So, you've written a manuscript, which you have edited, re-edited, and polished. Someone other than a relative has read it. You also have in hand a professional, polished query letter and synopsis. Now you are ready to query agents. This can be a daunting prospect, considering the number of literary agents out there.
In my last post, I included links to two sites: Query Tracker and Agent Query. This is where I start. They are free sites. On each of their home pages you can do a simple search for literary agents who represent what you're trying to sell, and out of the magic box will pop a list of potential agents for you to query. Again, this is a great place to start.

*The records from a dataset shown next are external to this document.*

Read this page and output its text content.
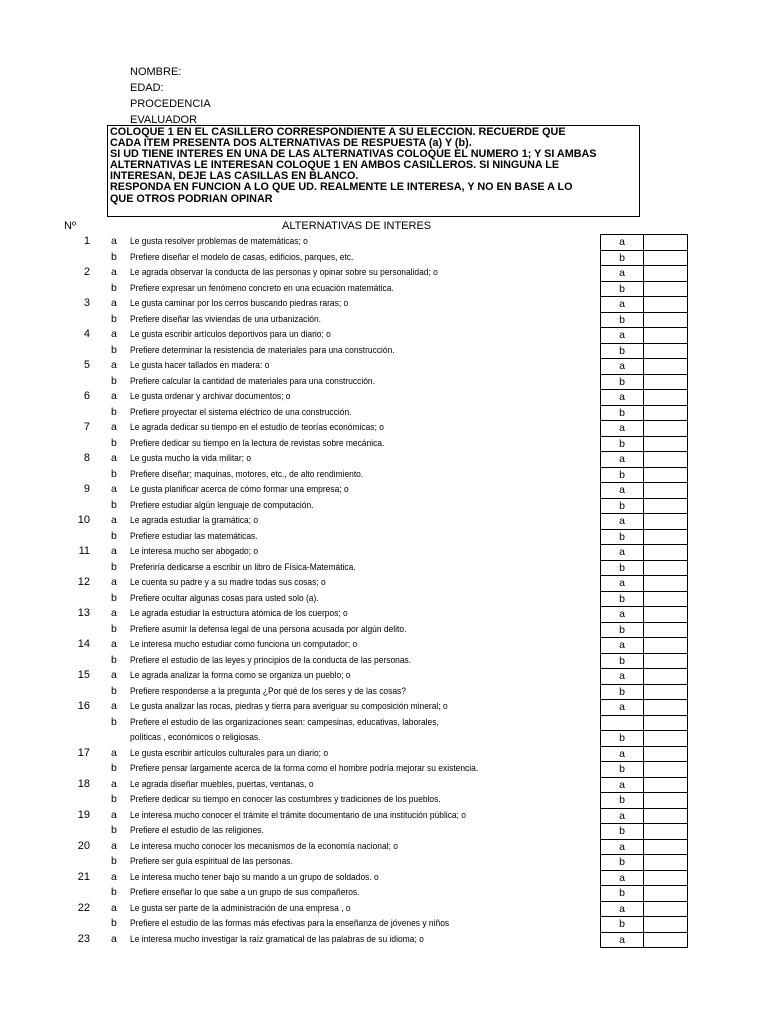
NOMBRE:
EDAD:
PROCEDENCIA
EVALUADOR
COLOQUE 1 EN EL CASILLERO CORRESPONDIENTE A SU ELECCION. RECUERDE QUE
CADA ITEM PRESENTA DOS ALTERNATIVAS DE RESPUESTA (a) Y (b).
SI UD TIENE INTERES EN UNA DE LAS ALTERNATIVAS COLOQUE EL NUMERO 1; Y SI AMBAS
ALTERNATIVAS LE INTERESAN COLOQUE 1 EN AMBOS CASILLEROS. SI NINGUNA LE
INTERESAN, DEJE LAS CASILLAS EN BLANCO.
RESPONDA EN FUNCION A LO QUE UD. REALMENTE LE INTERESA, Y NO EN BASE A LO
QUE OTROS PODRIAN OPINAR
Nº	ALTERNATIVAS DE INTERES
1 a Le gusta resolver problemas de matemáticas; o	a
b Prefiere diseñar el modelo de casas, edificios, parques, etc.	b
2 a Le agrada observar la conducta de las personas y opinar sobre su personalidad; o	a
b Prefiere expresar un fenómeno concreto en una ecuación matemática.	b
3 a Le gusta caminar por los cerros buscando piedras raras; o	a
b Prefiere diseñar las viviendas de una urbanización.	b
4 a Le gusta escribir artículos deportivos para un diario; o	a
b Prefiere determinar la resistencia de materiales para una construcción.	b
5 a Le gusta hacer tallados en madera: o	a
b Prefiere calcular la cantidad de materiales para una construcción.	b
6 a Le gusta ordenar y archivar documentos; o	a
b Prefiere proyectar el sistema eléctrico de una construcción.	b
7 a Le agrada dedicar su tiempo en el estudio de teorías económicas; o	a
b Prefiere dedicar su tiempo en la lectura de revistas sobre mecánica.	b
8 a Le gusta mucho la vida militar; o	a
b Prefiere diseñar; maquinas, motores, etc., de alto rendimiento.	b
9 a Le gusta planificar acerca de cómo formar una empresa; o	a
b Prefiere estudiar algún lenguaje de computación.	b
10 a Le agrada estudiar la gramática; o	a
b Prefiere estudiar las matemáticas.	b
11 a Le interesa mucho ser abogado; o	a
b Preferiría dedicarse a escribir un libro de Física-Matemática.	b
12 a Le cuenta su padre y a su madre todas sus cosas; o	a
b Prefiere ocultar algunas cosas para usted solo (a).	b
13 a Le agrada estudiar la estructura atómica de los cuerpos; o	a
b Prefiere asumir la defensa legal de una persona acusada por algún delito.	b
14 a Le interesa mucho estudiar como funciona un computador; o	a
b Prefiere el estudio de las leyes y principios de la conducta de las personas.	b
15 a Le agrada analizar la forma como se organiza un pueblo; o	a
b Prefiere responderse a la pregunta ¿Por qué de los seres y de las cosas?	b
16 a Le gusta analizar las rocas, piedras y tierra para averiguar su composición mineral; o	a
b Prefiere el estudio de las organizaciones sean: campesinas, educativas, laborales,
políticas , económicos o religiosas.	b
17 a Le gusta escribir artículos culturales para un diario; o	a
b Prefiere pensar largamente acerca de la forma como el hombre podría mejorar su existencia.	b
18 a Le agrada diseñar muebles, puertas, ventanas, o	a
b Prefiere dedicar su tiempo en conocer las costumbres y tradiciones de los pueblos.	b
19 a Le interesa mucho conocer el trámite el trámite documentario de una institución pública; o	a
b Prefiere el estudio de las religiones.	b
20 a Le interesa mucho conocer los mecanismos de la economía nacional; o	a
b Prefiere ser guía espiritual de las personas.	b
21 a Le interesa mucho tener bajo su mando a un grupo de soldados. o	a
b Prefiere enseñar lo que sabe a un grupo de sus compañeros.	b
22 a Le gusta ser parte de la administración de una empresa , o	a
b Prefiere el estudio de las formas más efectivas para la enseñanza de jóvenes y niños	b
23 a Le interesa mucho investigar la raíz gramatical de las palabras de su idioma; o	a
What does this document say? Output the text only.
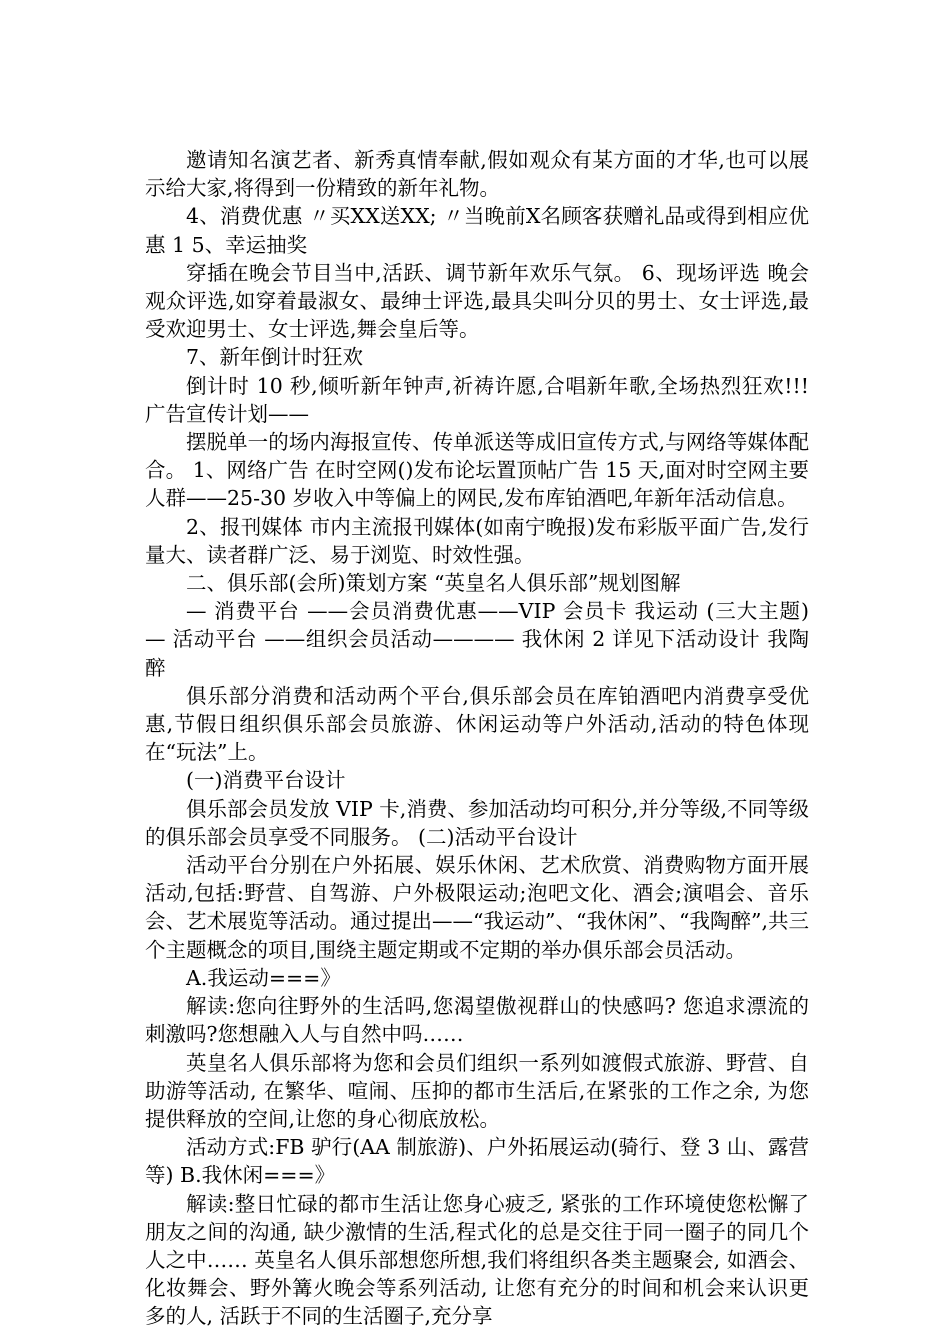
邀请知名演艺者、新秀真情奉献,假如观众有某方面的才华,也可以展示给大家,将得到一份精致的新年礼物。

4、消费优惠 〃买XX送XX; 〃当晚前X名顾客获赠礼品或得到相应优惠 1 5、幸运抽奖

穿插在晚会节目当中,活跃、调节新年欢乐气氛。 6、现场评选 晚会观众评选,如穿着最淑女、最绅士评选,最具尖叫分贝的男士、女士评选,最受欢迎男士、女士评选,舞会皇后等。

7、新年倒计时狂欢

倒计时 10 秒,倾听新年钟声,祈祷许愿,合唱新年歌,全场热烈狂欢!!! 广告宣传计划——

摆脱单一的场内海报宣传、传单派送等成旧宣传方式,与网络等媒体配合。 1、网络广告 在时空网()发布论坛置顶帖广告 15 天,面对时空网主要人群——25-30 岁收入中等偏上的网民,发布库铂酒吧,年新年活动信息。

2、报刊媒体 市内主流报刊媒体(如南宁晚报)发布彩版平面广告,发行量大、读者群广泛、易于浏览、时效性强。

二、俱乐部(会所)策划方案 “英皇名人俱乐部”规划图解

— 消费平台 ——会员消费优惠——VIP 会员卡 我运动 (三大主题) — 活动平台 ——组织会员活动———— 我休闲 2 详见下活动设计 我陶醉

俱乐部分消费和活动两个平台,俱乐部会员在库铂酒吧内消费享受优惠,节假日组织俱乐部会员旅游、休闲运动等户外活动,活动的特色体现在“玩法”上。

(一)消费平台设计

俱乐部会员发放 VIP 卡,消费、参加活动均可积分,并分等级,不同等级的俱乐部会员享受不同服务。 (二)活动平台设计

活动平台分别在户外拓展、娱乐休闲、艺术欣赏、消费购物方面开展活动,包括:野营、自驾游、户外极限运动;泡吧文化、酒会;演唱会、音乐会、艺术展览等活动。通过提出——“我运动”、“我休闲”、“我陶醉”,共三个主题概念的项目,围绕主题定期或不定期的举办俱乐部会员活动。

A.我运动===》

解读:您向往野外的生活吗,您渴望傲视群山的快感吗? 您追求漂流的刺激吗?您想融入人与自然中吗……

英皇名人俱乐部将为您和会员们组织一系列如渡假式旅游、野营、自助游等活动, 在繁华、喧闹、压抑的都市生活后,在紧张的工作之余, 为您提供释放的空间,让您的身心彻底放松。

活动方式:FB 驴行(AA 制旅游)、户外拓展运动(骑行、登 3 山、露营等) B.我休闲===》

解读:整日忙碌的都市生活让您身心疲乏, 紧张的工作环境使您松懈了朋友之间的沟通, 缺少激情的生活,程式化的总是交往于同一圈子的同几个人之中…… 英皇名人俱乐部想您所想,我们将组织各类主题聚会, 如酒会、化妆舞会、野外篝火晚会等系列活动, 让您有充分的时间和机会来认识更多的人, 活跃于不同的生活圈子,充分享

I'm going to stop right here and admit I suffer from a little undiagnosed OCD. My brand of anal-retentiveness has two major benefits, though. First, the more organized you are, the easier it is to prevent a double-query disaster. Second, this process is a bit like riding a bike in a hurricane. Pressing that send button, knowing you have no control over what happens to your query from that moment forward, is an uncomfortable feeling. Never underestimate the power of having something tangible to track when there's absolutely nothing you can do otherwise.
So you have your lists. You're ready to blast all these agents' inboxes with queries and hope for the best, right? No. No. No. No. No. You're just getting started.
Each of these potential agents (PAs) has specific requirements for all queries. Some of these PAs might be more receptive to your work than others. Some might also be closed to queries. No database can keep up with the rapid changes in PAs statuses, so I take each agent, and if there is a link to their website, do a quick check of their query status, their requirements, and what they represent. I like hard copies to refer to later, so I print the agent bios, submission requirements, and anything pertinent. This nets me a fairly sizable list.
At this point, you're ready to dig a little deeper. From this list of PAs the next step I take is really just a precaution. I check them out on Preditors and Editors, a website addressing concerns about agent practices (ie Do they charge you money, which no reputable agent will do). You can search each agent by name.
Next, I practice a little Google-fu. I read every article, website, blog, or interview mentioning each agent and/or agency. I look for any insight into either what they've chosen in the past or what they're hoping to acquire that is similar to my ms. This step will also eliminate some that, while excellent agents, might not be the best agent for you.